- Opening caption
- פסוקו של יום
- Genre: Religious
- Created by: Benyamin Zvieli
- Country of origin: Israel

Production
- Running time: 3 Minutes
- Production company: Israel Broadcasting Authority (IBA)

Original release
- Network: Channel 1 (IBA)
- Release: November 1969 – 2012

= Psuko Shel Yom =

Religious program

Psuko Shel Yom (פסוקו של יום, Psuqo shel yom, lit. "[The] Verse Of The Day") was an Israeli daily midnight minutes-long program-segment aired on the public Channel 1, reciting selected daily biblical, Midrash or Aggadah verses.

Psuko Shel Yom was aired on a daily basis just as the Israeli public channel retired for the night and closed its broadcast. The channel was for many years the only one in Israel, and therefore the program aired just in time before people fell asleep, and it became an Israeli culture-cult segment.

== Description ==

Psuko Shel Yom is aired at midnight and has been broadcasting the same platform-content for over thirty years. The TV screen displays the verses with biblical fonts while the reciter (not shown), Mordechai Freidman, reads the selected passage, and while the "Yad" (Torah Pointer) moves through with the verses of the page, at pace with the reciter. A short musical segment, in "biblical" style music, is always played at the beginning and the end of the program. It also became a cultural-cult sound track associated with Psuko shel Yom. At the conclusion of the program, in later stages, it was followed by a channel slide featuring Jerusalem at night and IBA announcer Malachi Ezekiah saying "The broadcast of Israeli Television has finished for today. Good night from Jerusalem." and was followed by the national anthem.

The program has been broadcast every night since November 1969, when the television service's hours of broadcasting grew. It was first initiated by Benyamin Zvieli, who was then the manager of the Jewish heritage department in the Israel Broadcasting Authority. He was the reciter, and the secretary of the department, Leah, was responsible for moving the "Yad". After his retirement, he was replaced by Mordechai Freidman as the reciter, who is still the daily reciter as of 2010. The program was retired in 2012.

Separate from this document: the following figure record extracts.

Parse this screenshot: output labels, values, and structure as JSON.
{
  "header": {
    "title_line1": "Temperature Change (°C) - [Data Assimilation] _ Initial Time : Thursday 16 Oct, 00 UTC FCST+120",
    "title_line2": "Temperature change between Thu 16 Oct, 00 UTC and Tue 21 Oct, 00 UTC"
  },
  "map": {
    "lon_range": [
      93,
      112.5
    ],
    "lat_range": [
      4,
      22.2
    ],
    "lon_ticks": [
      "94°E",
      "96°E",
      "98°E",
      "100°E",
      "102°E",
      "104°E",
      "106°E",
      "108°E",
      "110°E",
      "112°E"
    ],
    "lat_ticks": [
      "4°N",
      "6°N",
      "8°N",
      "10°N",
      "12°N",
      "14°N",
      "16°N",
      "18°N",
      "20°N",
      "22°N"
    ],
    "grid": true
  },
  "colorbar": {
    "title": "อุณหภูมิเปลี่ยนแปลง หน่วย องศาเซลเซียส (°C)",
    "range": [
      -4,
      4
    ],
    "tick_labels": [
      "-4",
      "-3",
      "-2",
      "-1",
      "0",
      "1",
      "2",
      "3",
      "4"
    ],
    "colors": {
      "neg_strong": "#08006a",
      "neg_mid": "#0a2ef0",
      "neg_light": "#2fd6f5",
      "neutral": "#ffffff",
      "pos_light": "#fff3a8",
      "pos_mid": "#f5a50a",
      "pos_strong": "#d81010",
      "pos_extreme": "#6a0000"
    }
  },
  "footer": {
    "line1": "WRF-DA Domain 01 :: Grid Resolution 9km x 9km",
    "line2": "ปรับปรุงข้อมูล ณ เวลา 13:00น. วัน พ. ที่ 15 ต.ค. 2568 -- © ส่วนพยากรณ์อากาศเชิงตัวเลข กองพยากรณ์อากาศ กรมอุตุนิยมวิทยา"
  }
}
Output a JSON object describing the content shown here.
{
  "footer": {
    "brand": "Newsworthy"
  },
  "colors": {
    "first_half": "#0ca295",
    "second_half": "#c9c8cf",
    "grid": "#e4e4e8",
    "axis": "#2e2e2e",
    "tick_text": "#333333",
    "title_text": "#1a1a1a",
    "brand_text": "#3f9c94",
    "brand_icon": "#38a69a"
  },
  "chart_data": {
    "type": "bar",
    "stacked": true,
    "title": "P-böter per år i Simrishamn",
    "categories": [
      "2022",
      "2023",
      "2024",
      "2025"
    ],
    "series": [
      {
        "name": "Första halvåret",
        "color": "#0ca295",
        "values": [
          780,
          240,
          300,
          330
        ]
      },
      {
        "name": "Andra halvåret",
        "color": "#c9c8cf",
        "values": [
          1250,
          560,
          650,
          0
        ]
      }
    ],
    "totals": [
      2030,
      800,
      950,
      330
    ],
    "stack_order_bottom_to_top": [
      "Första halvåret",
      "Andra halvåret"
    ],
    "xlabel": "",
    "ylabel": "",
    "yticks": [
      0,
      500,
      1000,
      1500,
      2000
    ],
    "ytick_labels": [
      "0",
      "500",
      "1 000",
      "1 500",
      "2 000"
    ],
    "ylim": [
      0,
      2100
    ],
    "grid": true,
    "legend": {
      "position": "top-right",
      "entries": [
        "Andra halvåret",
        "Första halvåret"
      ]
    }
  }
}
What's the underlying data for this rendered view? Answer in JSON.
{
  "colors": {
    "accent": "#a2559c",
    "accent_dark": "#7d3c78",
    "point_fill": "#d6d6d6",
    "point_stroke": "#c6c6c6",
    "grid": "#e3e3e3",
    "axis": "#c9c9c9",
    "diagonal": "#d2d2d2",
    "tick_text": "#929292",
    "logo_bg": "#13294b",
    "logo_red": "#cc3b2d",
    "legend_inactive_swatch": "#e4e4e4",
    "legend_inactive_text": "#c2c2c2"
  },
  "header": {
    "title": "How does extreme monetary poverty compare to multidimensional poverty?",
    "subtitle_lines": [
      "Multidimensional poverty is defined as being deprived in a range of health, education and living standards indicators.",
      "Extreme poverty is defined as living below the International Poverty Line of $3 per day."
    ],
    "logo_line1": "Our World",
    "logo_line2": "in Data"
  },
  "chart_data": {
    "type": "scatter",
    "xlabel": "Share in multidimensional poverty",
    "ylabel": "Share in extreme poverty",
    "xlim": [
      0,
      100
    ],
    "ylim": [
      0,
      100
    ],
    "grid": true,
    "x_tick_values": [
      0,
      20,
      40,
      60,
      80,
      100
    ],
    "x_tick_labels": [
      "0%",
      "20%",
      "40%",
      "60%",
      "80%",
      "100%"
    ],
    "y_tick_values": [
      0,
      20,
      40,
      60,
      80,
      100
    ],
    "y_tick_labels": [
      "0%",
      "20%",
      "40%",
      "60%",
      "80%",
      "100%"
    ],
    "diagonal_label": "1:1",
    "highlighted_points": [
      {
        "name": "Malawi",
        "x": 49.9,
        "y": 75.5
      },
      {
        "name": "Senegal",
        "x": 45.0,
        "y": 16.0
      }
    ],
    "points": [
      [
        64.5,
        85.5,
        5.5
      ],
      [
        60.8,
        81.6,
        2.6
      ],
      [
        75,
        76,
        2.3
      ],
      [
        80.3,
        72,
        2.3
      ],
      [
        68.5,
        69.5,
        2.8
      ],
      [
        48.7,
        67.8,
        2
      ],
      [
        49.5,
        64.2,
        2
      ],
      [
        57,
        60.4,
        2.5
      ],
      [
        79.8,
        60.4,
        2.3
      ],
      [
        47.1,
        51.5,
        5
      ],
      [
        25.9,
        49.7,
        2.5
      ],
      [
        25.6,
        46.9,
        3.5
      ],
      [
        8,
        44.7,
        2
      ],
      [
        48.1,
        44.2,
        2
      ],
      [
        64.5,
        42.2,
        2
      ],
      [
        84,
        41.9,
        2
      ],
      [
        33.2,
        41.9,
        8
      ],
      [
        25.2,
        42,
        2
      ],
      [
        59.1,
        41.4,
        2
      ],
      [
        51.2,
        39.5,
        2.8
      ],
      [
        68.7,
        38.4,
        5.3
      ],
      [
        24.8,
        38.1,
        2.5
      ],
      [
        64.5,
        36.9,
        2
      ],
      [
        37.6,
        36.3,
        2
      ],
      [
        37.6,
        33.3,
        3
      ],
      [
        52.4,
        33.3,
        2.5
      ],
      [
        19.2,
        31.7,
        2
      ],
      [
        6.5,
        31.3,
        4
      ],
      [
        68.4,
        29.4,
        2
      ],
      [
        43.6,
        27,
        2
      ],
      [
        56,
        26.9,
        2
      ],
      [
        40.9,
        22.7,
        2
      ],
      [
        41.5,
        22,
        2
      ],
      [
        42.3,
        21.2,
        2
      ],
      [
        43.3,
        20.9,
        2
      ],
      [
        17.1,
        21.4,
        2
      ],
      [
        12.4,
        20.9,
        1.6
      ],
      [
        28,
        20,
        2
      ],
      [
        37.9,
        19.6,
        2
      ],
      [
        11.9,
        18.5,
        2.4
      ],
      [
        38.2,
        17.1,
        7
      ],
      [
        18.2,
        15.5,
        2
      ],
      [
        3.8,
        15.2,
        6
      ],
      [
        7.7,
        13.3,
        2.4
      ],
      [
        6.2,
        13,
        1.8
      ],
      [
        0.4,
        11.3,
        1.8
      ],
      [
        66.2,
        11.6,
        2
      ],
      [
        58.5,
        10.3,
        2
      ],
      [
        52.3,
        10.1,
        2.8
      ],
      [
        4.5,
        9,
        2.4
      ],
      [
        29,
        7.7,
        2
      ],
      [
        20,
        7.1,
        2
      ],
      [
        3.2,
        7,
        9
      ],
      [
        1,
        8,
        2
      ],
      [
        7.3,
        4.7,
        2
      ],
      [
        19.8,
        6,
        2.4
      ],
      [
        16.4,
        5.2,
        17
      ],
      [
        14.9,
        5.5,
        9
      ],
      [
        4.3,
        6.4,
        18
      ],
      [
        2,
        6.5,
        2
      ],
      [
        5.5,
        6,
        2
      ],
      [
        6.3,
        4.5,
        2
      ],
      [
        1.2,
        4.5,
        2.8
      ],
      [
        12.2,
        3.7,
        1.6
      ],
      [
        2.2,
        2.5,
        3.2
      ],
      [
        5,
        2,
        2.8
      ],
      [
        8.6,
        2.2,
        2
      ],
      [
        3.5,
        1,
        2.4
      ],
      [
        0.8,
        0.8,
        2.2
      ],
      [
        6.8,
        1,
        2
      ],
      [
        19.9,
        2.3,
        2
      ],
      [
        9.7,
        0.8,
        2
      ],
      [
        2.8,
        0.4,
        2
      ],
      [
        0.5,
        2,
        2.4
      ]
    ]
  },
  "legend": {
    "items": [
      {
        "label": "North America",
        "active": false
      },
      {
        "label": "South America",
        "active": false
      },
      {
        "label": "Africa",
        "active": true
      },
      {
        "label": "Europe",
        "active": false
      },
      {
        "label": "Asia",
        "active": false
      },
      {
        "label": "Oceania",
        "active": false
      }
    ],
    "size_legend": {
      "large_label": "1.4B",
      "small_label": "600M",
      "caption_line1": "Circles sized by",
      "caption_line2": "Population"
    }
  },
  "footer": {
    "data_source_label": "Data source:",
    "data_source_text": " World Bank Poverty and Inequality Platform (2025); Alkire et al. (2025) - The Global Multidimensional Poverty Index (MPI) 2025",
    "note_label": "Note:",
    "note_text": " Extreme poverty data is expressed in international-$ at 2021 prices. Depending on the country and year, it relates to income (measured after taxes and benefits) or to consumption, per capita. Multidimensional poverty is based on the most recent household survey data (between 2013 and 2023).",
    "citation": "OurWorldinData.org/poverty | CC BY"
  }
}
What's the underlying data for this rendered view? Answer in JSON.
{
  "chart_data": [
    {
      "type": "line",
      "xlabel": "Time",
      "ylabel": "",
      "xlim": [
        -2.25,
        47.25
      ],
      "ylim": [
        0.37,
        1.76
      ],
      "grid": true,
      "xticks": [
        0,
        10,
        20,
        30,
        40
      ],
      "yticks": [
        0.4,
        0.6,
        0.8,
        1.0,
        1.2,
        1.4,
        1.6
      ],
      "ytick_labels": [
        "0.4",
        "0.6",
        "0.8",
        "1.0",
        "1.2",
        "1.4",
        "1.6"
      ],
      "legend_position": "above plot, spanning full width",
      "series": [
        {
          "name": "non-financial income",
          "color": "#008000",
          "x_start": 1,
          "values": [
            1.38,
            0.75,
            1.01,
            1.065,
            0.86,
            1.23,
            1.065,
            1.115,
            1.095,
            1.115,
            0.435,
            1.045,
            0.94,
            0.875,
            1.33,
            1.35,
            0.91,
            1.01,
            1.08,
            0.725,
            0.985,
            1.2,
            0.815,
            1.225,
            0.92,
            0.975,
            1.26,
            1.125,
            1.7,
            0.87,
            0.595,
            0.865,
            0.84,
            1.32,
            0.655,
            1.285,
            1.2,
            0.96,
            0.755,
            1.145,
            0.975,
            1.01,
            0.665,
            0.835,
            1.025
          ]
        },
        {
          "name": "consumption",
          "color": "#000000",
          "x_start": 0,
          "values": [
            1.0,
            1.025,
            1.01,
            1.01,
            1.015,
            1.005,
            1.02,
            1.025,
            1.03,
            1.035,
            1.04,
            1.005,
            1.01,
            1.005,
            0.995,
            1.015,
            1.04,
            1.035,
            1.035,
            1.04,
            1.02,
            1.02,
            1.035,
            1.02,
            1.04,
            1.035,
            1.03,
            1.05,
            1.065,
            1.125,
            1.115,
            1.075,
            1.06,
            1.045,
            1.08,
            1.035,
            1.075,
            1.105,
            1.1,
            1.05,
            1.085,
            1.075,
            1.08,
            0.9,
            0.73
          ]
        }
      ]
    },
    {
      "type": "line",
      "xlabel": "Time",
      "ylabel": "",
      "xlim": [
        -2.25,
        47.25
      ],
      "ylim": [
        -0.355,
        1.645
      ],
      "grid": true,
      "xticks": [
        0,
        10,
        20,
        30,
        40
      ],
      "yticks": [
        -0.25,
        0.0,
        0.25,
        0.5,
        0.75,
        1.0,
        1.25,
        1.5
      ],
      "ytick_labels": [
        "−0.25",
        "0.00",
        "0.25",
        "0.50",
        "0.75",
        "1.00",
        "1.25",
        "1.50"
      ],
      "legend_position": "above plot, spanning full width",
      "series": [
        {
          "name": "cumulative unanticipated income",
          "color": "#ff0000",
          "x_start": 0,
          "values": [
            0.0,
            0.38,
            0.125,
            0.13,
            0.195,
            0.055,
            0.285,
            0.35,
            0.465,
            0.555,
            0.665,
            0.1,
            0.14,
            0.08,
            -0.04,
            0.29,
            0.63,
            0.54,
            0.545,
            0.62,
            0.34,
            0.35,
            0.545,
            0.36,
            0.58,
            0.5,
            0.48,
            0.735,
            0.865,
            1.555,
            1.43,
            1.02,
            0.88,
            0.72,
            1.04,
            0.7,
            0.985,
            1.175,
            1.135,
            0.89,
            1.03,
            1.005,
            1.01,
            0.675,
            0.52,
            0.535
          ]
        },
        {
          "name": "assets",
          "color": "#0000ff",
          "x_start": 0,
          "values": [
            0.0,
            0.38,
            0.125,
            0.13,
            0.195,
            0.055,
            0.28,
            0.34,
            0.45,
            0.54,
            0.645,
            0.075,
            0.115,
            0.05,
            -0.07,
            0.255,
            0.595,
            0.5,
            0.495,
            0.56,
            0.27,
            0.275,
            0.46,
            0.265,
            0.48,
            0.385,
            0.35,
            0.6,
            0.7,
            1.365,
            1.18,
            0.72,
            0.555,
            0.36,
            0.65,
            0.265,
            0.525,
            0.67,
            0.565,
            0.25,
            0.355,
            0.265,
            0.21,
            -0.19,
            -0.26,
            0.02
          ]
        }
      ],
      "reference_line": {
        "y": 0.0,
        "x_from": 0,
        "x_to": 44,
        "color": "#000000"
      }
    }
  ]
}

During the 1980s and 1990s, spinoff shows were created based on Psuko shel Yom: Psuko shel Makom (a place's passage), and Agada Shel Makom (a place's Aggadah [lit. legend]), which showed sites in Israel and the related verses and legends.

In 2016, a new series was commissioned as part of a campaign initiated by Channel 1 to reinstate old programming for two months, in anticipation of the dissolution of the IBA and the establishment of the Israeli Public Broadcasting Corporation. This new series consisted of thirty episodes and were about the history of broadcasting in Israel.

== Popular culture ==
Psuko Shel Yom became a part of Israeli popular culture and was mentioned in various contexts, ranging from the solemn to the mocking.

In many people's views, the regular broadcasting of the midnight segment individualizes the broadcasting of the Hebrew public channel 1, and provides a unique Jewish spiciness. It reminds people of the term "Daf Yomi" ("[the] daily page", a daily regimen undertaken to study the Babylonian Talmud), and grants a drop of Judaism to the broad Israeli public, especially the secular one, becoming part of the Jewish heritage.

The midnight short segment has also taken a hit from critics. The broadcasting in a midnight hour is claimed by the critics to be somewhat associated with weariness and sleeping. Also, the regular displayed platform-content that is unchanged, was criticized to be repeatedly old fashioned, and the old-fashioned biblical text with non common Modern Hebrew words – all became a matter of humor, both in casual conversations and in satire.